Extractive industry: Impact of non-resident workforces on rural communities

Based on their survey in Queensland, Australia, researchers have concluded that “the social license to develop new mining projects is strong for projects requiring a 25% or less non-resident workforce, diminishes significantly thereafter and is very weak for projects planning to recruit a non-resident workforce in excess of 75%” (2).

When we switch our concern away from the corporate licence to operate and look at the bigger picture for a moment, we will see that in fact, many big development projects have relied on non-resident workers who work extended block rosters, live in barracks near their work sites and travel home for weekends or holidays. In the context of shale gas development, these places have often been dubbed “man camps.” You can see photos of man camps in the US here and here, for example.

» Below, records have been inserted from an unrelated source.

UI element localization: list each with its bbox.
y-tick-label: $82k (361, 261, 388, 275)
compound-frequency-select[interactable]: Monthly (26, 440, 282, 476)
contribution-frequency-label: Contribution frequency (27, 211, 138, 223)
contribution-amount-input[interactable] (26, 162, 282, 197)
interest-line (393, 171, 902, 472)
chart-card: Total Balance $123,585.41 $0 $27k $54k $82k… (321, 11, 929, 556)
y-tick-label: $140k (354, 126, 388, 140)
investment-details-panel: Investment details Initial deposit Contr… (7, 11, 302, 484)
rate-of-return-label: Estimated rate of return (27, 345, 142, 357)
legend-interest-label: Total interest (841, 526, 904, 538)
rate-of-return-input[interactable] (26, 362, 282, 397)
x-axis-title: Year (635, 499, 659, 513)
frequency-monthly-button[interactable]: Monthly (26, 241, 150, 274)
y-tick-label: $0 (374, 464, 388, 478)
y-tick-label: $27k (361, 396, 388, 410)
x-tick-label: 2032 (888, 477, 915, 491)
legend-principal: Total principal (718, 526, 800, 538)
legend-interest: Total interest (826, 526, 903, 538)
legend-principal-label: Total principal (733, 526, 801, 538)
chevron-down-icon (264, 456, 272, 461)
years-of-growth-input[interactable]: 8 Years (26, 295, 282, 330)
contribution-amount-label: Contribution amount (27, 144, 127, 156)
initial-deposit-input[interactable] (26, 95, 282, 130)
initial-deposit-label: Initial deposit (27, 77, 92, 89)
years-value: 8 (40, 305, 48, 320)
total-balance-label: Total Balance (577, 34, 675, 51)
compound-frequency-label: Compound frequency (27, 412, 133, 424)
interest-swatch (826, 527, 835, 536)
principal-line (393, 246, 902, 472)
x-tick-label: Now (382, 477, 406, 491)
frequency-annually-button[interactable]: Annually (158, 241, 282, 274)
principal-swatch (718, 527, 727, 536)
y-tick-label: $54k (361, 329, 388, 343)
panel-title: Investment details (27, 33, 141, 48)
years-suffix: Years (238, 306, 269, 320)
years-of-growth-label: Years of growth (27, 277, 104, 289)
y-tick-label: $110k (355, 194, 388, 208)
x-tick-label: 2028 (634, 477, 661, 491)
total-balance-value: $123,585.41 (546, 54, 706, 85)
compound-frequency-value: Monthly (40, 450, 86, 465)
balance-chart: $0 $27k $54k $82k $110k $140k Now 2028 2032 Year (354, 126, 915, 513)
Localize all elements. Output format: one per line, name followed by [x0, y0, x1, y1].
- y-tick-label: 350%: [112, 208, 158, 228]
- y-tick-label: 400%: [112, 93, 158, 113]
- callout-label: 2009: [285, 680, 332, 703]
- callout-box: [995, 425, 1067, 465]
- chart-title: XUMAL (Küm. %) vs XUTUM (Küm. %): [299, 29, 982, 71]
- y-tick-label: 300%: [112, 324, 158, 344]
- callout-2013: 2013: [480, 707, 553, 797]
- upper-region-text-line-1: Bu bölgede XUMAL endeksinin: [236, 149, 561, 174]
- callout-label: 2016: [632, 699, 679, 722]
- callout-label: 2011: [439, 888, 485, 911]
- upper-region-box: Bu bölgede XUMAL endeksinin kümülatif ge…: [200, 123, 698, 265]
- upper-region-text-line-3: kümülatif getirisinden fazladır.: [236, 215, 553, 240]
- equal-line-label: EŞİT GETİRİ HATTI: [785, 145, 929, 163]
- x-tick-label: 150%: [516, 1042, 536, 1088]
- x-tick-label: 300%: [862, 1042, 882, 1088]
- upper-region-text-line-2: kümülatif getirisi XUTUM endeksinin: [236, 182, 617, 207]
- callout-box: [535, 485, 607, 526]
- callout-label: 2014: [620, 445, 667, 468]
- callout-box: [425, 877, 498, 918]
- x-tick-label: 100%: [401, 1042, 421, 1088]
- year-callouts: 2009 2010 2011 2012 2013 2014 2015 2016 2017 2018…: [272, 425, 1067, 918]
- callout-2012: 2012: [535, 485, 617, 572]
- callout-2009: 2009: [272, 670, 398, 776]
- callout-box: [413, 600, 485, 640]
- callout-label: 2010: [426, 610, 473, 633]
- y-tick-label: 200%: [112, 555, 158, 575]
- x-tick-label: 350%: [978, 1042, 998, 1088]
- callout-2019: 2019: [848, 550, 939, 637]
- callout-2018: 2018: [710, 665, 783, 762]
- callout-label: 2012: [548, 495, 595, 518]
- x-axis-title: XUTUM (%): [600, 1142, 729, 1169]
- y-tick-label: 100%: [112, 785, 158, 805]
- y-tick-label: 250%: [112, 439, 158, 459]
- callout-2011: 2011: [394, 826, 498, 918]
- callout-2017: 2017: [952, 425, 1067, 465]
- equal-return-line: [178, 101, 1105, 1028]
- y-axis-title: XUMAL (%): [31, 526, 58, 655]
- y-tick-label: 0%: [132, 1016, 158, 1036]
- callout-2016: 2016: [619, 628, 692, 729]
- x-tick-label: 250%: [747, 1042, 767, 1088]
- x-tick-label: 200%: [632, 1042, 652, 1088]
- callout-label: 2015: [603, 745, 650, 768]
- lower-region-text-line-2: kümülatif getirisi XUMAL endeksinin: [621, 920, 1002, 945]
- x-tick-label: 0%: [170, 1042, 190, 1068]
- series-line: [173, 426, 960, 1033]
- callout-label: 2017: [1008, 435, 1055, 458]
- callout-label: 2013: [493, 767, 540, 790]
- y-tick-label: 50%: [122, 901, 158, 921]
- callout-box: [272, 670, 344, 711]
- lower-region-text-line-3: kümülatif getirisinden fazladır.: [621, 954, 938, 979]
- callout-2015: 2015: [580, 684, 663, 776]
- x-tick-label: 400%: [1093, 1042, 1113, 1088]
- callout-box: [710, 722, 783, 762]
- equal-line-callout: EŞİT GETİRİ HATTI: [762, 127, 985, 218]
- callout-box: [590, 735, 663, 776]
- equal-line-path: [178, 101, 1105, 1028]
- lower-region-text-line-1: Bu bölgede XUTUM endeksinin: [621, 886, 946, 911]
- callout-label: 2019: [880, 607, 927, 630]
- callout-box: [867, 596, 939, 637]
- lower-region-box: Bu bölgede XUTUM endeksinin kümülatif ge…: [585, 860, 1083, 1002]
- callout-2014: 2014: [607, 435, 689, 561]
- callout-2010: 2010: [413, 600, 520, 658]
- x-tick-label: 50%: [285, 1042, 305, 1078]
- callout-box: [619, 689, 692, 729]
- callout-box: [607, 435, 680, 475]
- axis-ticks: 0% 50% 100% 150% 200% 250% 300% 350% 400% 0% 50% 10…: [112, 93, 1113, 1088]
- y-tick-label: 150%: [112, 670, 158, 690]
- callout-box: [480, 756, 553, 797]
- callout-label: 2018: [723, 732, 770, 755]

Research on boomtowns has shown that the increasing reliance on transient workers can undermine local economic sustainability as well as overstretching local services due to increased crime, violence and prostitution. For workers, block rosters and substance abuse often take a heavy toll on their families and make them withdraw from the lives of their home communities.

The findings of this survey show that in the case of mining projects in Australia, there are few benefits that accrue to the communities living in the vicinity of the new mines while at the same time, local residents have to bear a whole new set of burdens.


Carrington, K., & Pereira, M. (2011). Assessing the social impacts of the resources boom on rural communities. Rural Society, 21(1), 2–20.